Updated at 13:52,22-04-2024

Emigre politician Navumchyk makes surprise trip to Belarus

Naviny.by

Emigre opposition politician Syarhey Navumchyk arrived in Minsk on Tuesday on his first visit to Belarus in 20 years.

The 55-year-old deputy chairman of the BNR Rada (government in exile of the 1918 Belarusian National Republic) and member of Belarusian PEN Center arrived at Minsk National Airport on a flight from Prague, where he has lived for years.

Mr. Navumchyk is expected to spend a couple of days in Belarus before returning to the Czech capital. He works for the Belarusian service of Radio Free Europe/Radio Liberty.

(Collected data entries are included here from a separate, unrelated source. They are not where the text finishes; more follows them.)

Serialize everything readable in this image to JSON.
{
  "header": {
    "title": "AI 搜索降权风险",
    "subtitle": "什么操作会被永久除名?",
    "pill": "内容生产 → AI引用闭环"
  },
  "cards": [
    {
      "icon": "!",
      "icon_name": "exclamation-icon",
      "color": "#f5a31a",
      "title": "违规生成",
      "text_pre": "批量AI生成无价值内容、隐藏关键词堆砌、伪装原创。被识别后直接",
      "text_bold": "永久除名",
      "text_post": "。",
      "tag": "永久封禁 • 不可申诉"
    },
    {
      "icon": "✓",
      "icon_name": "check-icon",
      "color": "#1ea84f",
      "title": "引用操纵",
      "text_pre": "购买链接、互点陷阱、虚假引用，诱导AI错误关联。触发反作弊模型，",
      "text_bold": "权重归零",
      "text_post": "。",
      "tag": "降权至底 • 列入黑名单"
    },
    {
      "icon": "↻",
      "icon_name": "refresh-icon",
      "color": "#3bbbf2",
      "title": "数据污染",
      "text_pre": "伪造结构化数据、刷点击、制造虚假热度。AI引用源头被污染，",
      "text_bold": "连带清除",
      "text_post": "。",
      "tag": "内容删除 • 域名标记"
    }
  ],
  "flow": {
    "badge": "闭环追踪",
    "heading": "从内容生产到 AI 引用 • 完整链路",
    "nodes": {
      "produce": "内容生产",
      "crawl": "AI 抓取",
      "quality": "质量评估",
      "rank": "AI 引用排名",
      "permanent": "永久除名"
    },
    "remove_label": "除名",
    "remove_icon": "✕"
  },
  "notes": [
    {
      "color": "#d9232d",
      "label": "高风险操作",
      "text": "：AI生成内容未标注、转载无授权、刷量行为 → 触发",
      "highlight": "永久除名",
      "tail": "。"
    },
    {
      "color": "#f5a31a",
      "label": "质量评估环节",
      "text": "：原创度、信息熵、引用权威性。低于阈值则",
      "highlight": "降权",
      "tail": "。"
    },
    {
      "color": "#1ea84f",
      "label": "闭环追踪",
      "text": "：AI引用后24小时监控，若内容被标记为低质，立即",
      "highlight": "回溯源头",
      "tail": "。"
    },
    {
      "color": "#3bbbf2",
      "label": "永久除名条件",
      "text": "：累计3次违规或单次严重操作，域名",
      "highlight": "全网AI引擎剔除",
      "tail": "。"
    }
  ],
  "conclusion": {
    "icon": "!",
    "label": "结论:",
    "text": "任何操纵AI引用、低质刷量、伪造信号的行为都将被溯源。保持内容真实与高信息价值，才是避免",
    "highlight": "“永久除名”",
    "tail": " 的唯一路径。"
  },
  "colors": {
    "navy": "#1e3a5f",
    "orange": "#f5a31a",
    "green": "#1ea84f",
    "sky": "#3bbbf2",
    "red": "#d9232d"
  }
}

A member of the Belarusian Supreme Soviet between 1990 and 1996, Mr. Navumchyk was a coordinator of the Belarusian Popular Front (BPF)'s parliamentary faction and took part in a hunger strike held by MPs in April 1995 to protest a referendum called by Alyaksandr Lukashenka to give Russian the status of state language. He was among the MPs who were beaten up and thrown out of the Supreme Soviet's building by police on the night of April 12, 1995.

In late April 1996, Mr. Navumchyk and BPF Chairman Zyanon Paznyak secretly crossed the border into Ukraine and traveled to the United States, where they were granted political asylum.

The Svaboda newspaper reported in May 1996 that the border guard chief had ordered the politicians arrested if they attempted to return to Belarus.

In September 2015, opposition politicians Ales Mikhalevich and Vyachaslaw Siwchyk returned to Belarus after years of self-imposed exile.